7. The apparatus of claim 5, further including a sling for rotatably engaging an engine block, the sling comprising:

an elongated channel member;

a pair of sling arms depending from the channel member, the sling arms including a main body portion;

means for adjusting the position of the sling arms at a plurality of spaced-apart locations along the longitudinal axis of the channel member; and

a cam ear projecting from each sling arm toward the other sling arm from a location spaced apart from the channel member.

8. The sling of claim 7 wherein each sling arm is connected to the channel at a location offset from the main body portion of the sling arms above the cam ear.

9. The apparatus of claim 5 wherein the cross-section of the central portion of the alignment rod includes a rounded upper portion and an angular lower portion having a truncated bottom, thereby creating an indexing location along the intersections of the rounded upper portion and the angular lower portion and an indexing location at the truncated bottom.

10. The apparatus of claim 5, further including a pair of spacer blocks shaped correspondingly to the bottom of the slots, the spacer blocks fitting within the bottom of the slots for supporting the alignment rod when fixturing an engine block to be fixtured without a main bearing cap.

11. An elevating frame for removable mounting on the mounting surface of a fixturing sled to support a V-block with the main bearing cap in place, the elevating frame comprising:

two sets of opposed side members interconnected to form a rectangular frame, the first set of opposed side members being spaced apart a first distance and having a top surface including a cutaway portion to allow an alignment rod to pass therethrough, the second set of opposed side members being spaced apart a second distance and having a bottom surface including a cutaway portion for allowing an alignment rod to pass therethrough, the elevating frame additionally including means for releasably securing either the top or the bottom of the frame to the mounting surface of the sled, thereby providing means for elevating a block at two separate spacings along the block.
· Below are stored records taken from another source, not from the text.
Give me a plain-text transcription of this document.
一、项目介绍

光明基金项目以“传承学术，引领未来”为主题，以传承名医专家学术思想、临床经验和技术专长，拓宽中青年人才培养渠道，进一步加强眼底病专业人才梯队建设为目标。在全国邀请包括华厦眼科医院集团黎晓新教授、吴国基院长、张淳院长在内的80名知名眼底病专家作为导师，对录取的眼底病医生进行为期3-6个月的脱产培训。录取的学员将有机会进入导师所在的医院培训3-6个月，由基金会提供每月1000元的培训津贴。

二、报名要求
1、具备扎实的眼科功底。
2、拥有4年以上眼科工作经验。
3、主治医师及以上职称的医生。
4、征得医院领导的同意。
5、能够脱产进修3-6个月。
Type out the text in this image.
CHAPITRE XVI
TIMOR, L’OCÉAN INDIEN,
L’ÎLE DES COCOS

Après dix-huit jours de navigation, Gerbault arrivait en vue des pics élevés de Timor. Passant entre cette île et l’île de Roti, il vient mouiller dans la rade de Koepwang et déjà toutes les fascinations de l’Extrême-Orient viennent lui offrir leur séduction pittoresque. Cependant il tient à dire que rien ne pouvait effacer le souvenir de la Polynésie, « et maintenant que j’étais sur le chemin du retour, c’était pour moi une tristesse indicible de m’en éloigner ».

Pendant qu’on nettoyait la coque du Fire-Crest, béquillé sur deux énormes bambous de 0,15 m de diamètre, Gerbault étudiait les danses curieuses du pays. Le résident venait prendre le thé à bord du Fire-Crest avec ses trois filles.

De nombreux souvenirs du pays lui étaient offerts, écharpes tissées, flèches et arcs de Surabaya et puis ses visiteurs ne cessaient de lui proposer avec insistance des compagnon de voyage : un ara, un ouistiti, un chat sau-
12. A sling for rotatably engaging an engine block, which comprises:

an elongated channel member;

a pair of sling arms depending from the channel member, the sling arms including a main body portion;

means for adjusting the position of the sling arms at a plurality of spaced-apart locations along the longitudinal axis of the channel member; and

a cam each projecting from each sling arm toward the other sling arm from a location spaced apart from the channel member, each sling arm being connected to the channel at a location offset from the main body portion of the sling arms above the cam ear.

13. Apparatus according to claim 5 in which said mounting surface has a central longitudinal channel, and the alignment brackets fit into the channel.

14. Apparatus according to claim 5 in which hold-down fingers are pivotally mounted on the alignment brackets to swing between a hold-down position overlying the alignment rod and a retracted position, and means for swinging the fingers between their hold-down and retracted positions.